Her argument is that the fund’s €9.2 billion in government loans can unlock between €50 billion and €100 billion in actual broadband spending over the six years of the program. Kroes is selling it with strong language that paints broadband as the gateway for communities and organizations to the 21st century. From her post:
“Already today we see the havoc when broadband networks get congested. But with Internet use doubling every 2-3 years, those networks need a serious upgrade. Without investment, we condemn our citizens to slow connections with frequent blackouts; we make our businesses less competitive and less productive; we force our public authorities to meet 21st century expectations using 20th century systems.
“On 12 July I set out the regulatory framework to encourage private investment in broadband. But the fact is private money can’t do it all: broadband needs public support through financial instruments. If we fail to invest, millions in less populated areas will find themselves on the wrong side of the digital divide, cut off from tomorrow’s opportunities. That’s bad for our economy, and bad for our society.
This refrain should be familiar to U.S. citizens, or even those in Australia – countries that have recently proposed public money for faster broadband access. Ironically, the governments in places outside the U.S. seem to be more aware of the challenge in getting private companies to invest in rural areas where the cost of deploying fiber for a few homes doesn’t make economic sense — or would totally crush the business models of the incumbent providers.
Unlike Australia, the EU isn’t proposing that the government build out the infrastructure. Instead, it’s proposing a series of loans and grants to incentivize private-sector investment, similar to what the U.S. did with its broadband spending under the American Reinvestment and Recovery Act (ARRA) in 2009.

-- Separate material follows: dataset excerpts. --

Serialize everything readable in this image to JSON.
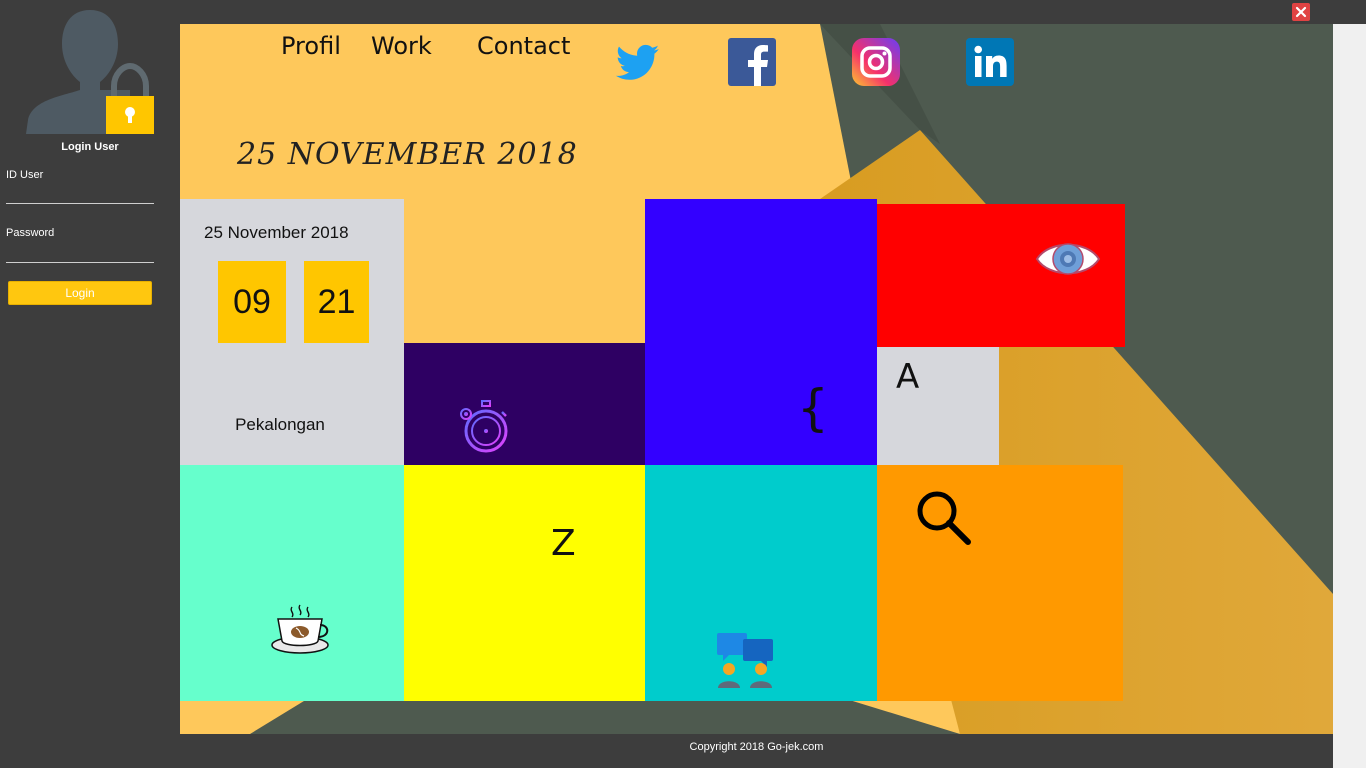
{
  "sidebar": {
    "avatar_icon": "user-lock-icon",
    "title": "Login User",
    "id_label": "ID User",
    "id_value": "",
    "password_label": "Password",
    "password_value": "",
    "login_label": "Login"
  },
  "nav": {
    "profil": "Profil",
    "work": "Work",
    "contact": "Contact"
  },
  "social": [
    "twitter-icon",
    "facebook-icon",
    "instagram-icon",
    "linkedin-icon"
  ],
  "header_date": "25 NOVEMBER 2018",
  "clock": {
    "date": "25 November 2018",
    "hour": "09",
    "minute": "21",
    "city": "Pekalongan"
  },
  "tiles": {
    "stopwatch": {
      "icon": "stopwatch-icon",
      "color": "#2e0063"
    },
    "code": {
      "glyph": "{",
      "color": "#3300ff"
    },
    "eye": {
      "icon": "eye-icon",
      "color": "#ff0000"
    },
    "font": {
      "glyph": "A",
      "color": "#d6d7dc"
    },
    "coffee": {
      "icon": "coffee-cup-icon",
      "color": "#66ffcc"
    },
    "sleep": {
      "glyph": "Z",
      "color": "#ffff00"
    },
    "chat": {
      "icon": "team-chat-icon",
      "color": "#00cccc"
    },
    "search": {
      "icon": "search-icon",
      "color": "#ff9900"
    }
  },
  "colors": {
    "accent": "#ffc600",
    "panel_bg": "#fec85b",
    "sidebar_bg": "#3d3d3d",
    "close": "#e04343"
  },
  "footer": {
    "copyright": "Copyright 2018 Go-jek.com"
  }
}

Unfortunately, building out broadband networks is a highly unique situation in rural areas, where the costs are high and the end-customer has to be willing to pay (maybe more than the going rate in a more densely populated area) for access. Getting connectivity all the way to the home may also require further municipal or taxpayer investment. As this example of a successful ARRA-backed broadband stimulus project indicates, success is possible, but it’s also highly specific. And while that is one success, other projects have so far failed, providing a fiber backbone to nowhere.
I’m beginning to think this half-in and half-out approach to giving loans for broadband funding is the worst of both worlds. Taxpayer dollars are spent building out infrastructure, but the private companies that those dollars go to don’t necessarily have the experience or willingness to create a viable business built on the loan. Sure, taxpayers spend less, but the net result is they end up with nothing. Hopefully if the EU goes ahead and approves this plan, it can learn from some of America’s mistakes.